Mrinalini Mukherjee Creative Arts Grant 2023-24: Announcing Recepient

Overview

The Mrinalini Mukherjee Creative Arts Grant 2023-24 grantee is Wenceslaus Mendes

Mendes will be developing his project"kalchi kodi – a fish-curry and rice story" under the grant.

"kalchi kodi – a fish-curry and rice story"

 

"'kalchi kodi' means yesterday’s fish curry in Konkani, this is a delicacy eaten in Goan homes as the spices in the curry marinate, pickle, and it becomes thick and creates a depth in flavour".

 

The project aims to investigate the impacts of climate change on the fishing community in Goa through an interdisciplinary and multidimensional approach and examine the ecological changes and impact through the materiality of consumption of our staple food. Here stories as narrative photodocumentary, audioscapes, essays and an artist book emerge in Goa, from the fishing ecosystem of labour, indigenous communities of artisans, crafts-persons, technologists and oral history keepers, in an endeavour to understand this "fleshiness of the world" within the paradigm of the Fourth Industrial Revolution (4IR) of automation, virtualisation, platformaisation, algorithms, machine learning and artificial intelligence.

 

The jury consisting of Belinder Dhanoa, Suresh BV and Sanchayan Ghosh found that Mendes’s project had the potential to activate multiple sets of enquiries, while keeping a strong focus on research and finding possibilities for an interdisciplinary approach to his practice.
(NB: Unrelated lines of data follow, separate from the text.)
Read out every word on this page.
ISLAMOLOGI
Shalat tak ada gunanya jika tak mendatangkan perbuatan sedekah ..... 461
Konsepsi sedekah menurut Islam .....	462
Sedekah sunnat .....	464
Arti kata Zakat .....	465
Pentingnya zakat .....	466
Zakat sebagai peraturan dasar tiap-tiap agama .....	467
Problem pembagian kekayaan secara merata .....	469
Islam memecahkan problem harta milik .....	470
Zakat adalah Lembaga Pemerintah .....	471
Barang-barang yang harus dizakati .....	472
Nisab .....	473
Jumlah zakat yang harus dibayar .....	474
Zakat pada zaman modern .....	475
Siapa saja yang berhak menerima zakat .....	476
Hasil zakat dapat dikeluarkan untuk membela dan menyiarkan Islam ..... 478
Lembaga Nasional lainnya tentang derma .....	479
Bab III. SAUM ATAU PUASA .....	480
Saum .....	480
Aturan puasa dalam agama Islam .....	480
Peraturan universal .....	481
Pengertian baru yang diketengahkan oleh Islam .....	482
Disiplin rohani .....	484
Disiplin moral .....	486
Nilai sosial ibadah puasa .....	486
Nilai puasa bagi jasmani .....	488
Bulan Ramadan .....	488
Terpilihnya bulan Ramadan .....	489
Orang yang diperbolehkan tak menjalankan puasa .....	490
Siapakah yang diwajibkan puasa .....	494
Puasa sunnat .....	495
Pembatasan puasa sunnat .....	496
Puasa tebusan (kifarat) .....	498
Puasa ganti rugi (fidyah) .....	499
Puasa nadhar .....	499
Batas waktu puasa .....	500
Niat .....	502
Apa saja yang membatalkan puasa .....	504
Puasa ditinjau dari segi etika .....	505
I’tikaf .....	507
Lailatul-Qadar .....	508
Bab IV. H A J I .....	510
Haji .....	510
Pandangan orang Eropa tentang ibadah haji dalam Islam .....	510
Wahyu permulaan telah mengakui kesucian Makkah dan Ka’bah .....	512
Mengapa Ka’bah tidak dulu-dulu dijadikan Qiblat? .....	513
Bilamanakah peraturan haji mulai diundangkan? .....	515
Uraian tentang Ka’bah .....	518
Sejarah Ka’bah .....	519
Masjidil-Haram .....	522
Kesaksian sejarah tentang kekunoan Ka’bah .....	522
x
The jury also felt that his engagement with the sensorial allowed for interesting ways to complicate the ethnographic method of working with communities, and to ground the archive. Read more about the Jury Members.

 

Wenceslaus Mendes is a (documentary) filmmaker, who works with video and technology in theatre, performance, conceptual and multi-medium installation art projects. His practice lies within indigenous communities through shared concerns of land and water, environment, sustainability and climate change; documenting practices, oral culture and processes of ethno-technologies. He engages with the politics of food, consumption and the processes of 'knowledge' in its making and dissemination through building sensoriums. For him, local (geospatial and temporal) and indigenous knowledge are essential and critical to building an inclusive and sustainable future.

 


 

 

The Mrinalini Mukherjee Creative Arts Grant is inspired by the boldness and ingenuity of Mrinalini Mukherjee's practice, who constantly experimented with materials and concepts, unhampered by dominant trends, while developing fresh aesthetic assertions. Initially trained as a painter, her love for the three-dimensional form led her to explore new materials and methods throughout her life. Informed by diverse references, from traditional Indian and European sculpture, folk art, textiles and crafts, and the ideology of modernism, she developed a complex visual and conceptual language that didn’t adhere to easy categorization. After working intensively with fibre for more than two decades she made a conscious shift towards ceramics and bronze, pushing the envelope in terms of creative process, form, meaning and concept. 

 

Growing up with artists parents Benode Behari and Leela Mukherjee, Mrinalini continued working with the deep commitment to creative excellence and innovation that was central to their lives as artists and teachers. Like them she drew inspiration from not only the great masters, but remained aware of the versatility and creative potential of living traditions and always looked to nature for inspiration. Even as established artists they remained lifelong learners, studying and honing their skills every step of the way.

 

The Mrinalini Mukherjee Creative Arts Grant is an annual visual arts grant aimed at supporting the work of an Indian artist/collective who has shown consistent engagement with shifting contexts within contemporary art, and is looking to experiment and push their practice beyond the familiar. The grant will enable them to explore fresh ideas and develop a new body of work, and continue contributing to the field of visual arts with greater creative, technical and intellectual proficiency.

 

The grant recognises the need for artists to take risks and try out new ideas, expressions and methods, as they make material and conceptual transitions in their practice.

 

Open to Indian artists in their mature phase of work - i.e., with 15 years and more of practice (not including graduate/post graduate years).

 

Applying artists can submit proposals, with budget and timeline, for projects with a maximum budget of Rs. 10 lakhs.